The next generation of customer engagement can start by thinking about “customers” and not “ratepayers,” experience as well as energy use, and value versus costs. We’re seeing new models emerge that leverage customer segmentation and consumer marketing analytics to drive DER adoption based on real customer needs; that increase customer trust by providing clear, easy-to-understand quote comparisons; and that cut through bureaucratic red tape to deliver a seamless customer experience.

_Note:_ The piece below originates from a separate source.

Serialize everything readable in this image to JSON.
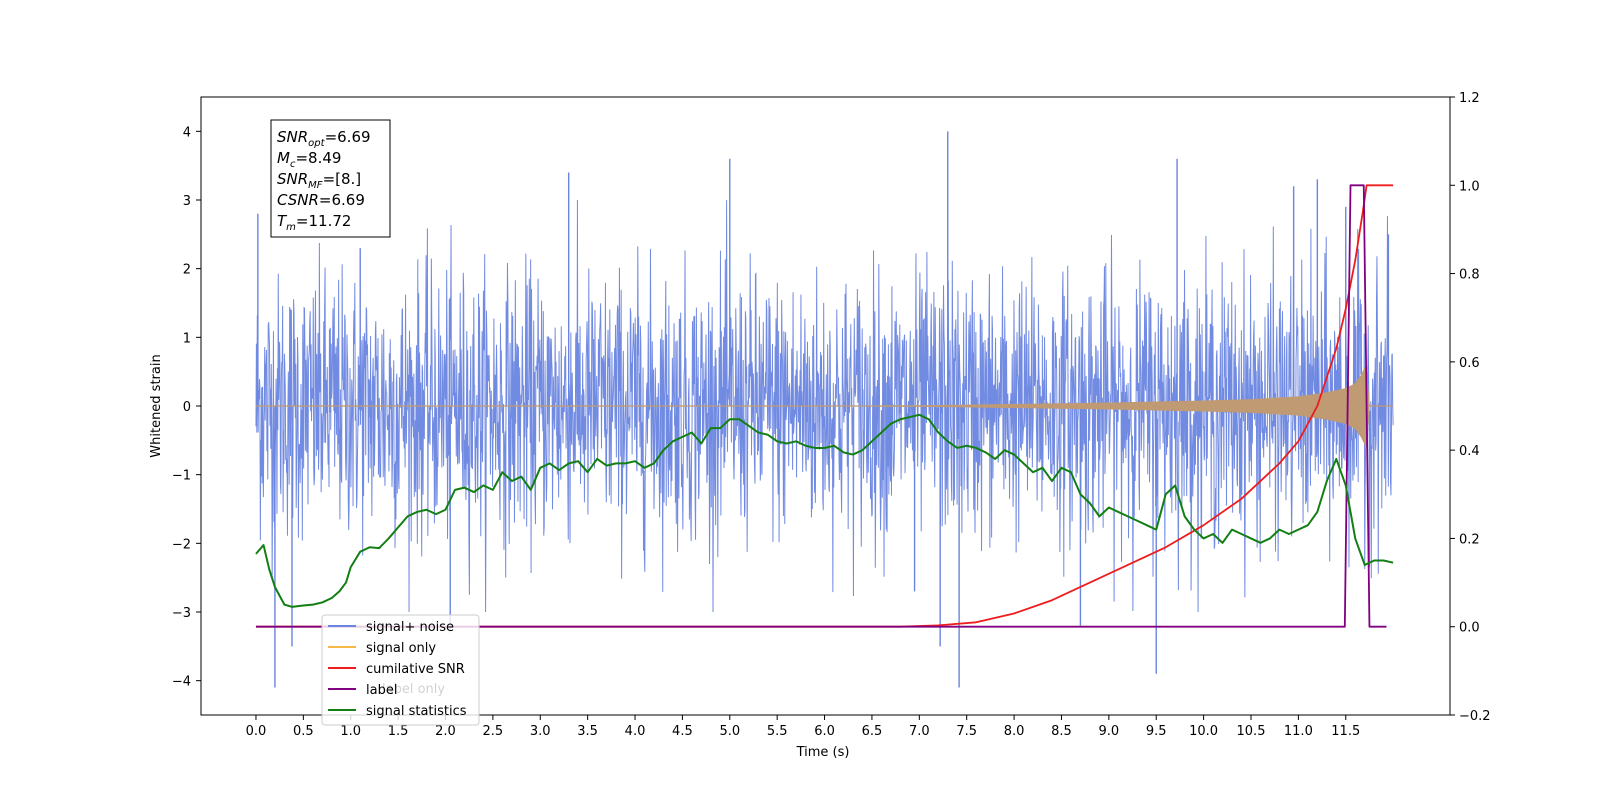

8. DERs for Low- and Moderate-Income Customers
When thinking about the role customers can and will play in the grid of the future, it’s important that we remember our low- and moderate-income customers, those who often face the greatest risks with the fewest resources to adapt to a changing energy landscape. For years, regulators have ensured that energy costs do not become an undue financial burden to low- and moderate-income (LMI) customers by providing special credits, subsidies, or rates to these customers, as well as by ensuring that utility investments are fair, justifiable, and reasonable.
In 2017, with the decrease in the costs of DERs coupled with smartphone-enabled engagement pathways (including pay-by-phone, electronic billing, and pre-pay), utilities, regulators, and others are revisiting whether they can serve these customers better with DERs than with subsidies. Doing so would simultaneously reduce costs while also improving customer metrics, including a declining energy footprint.
These eight opportunities and challenges are center stage for RMI and eLab network members. In the weeks ahead, we’ll share with you their insights and their accomplishments on these issues, as well as the other solutions we’re working to co-create through eLab as we transform the U.S. electricity system.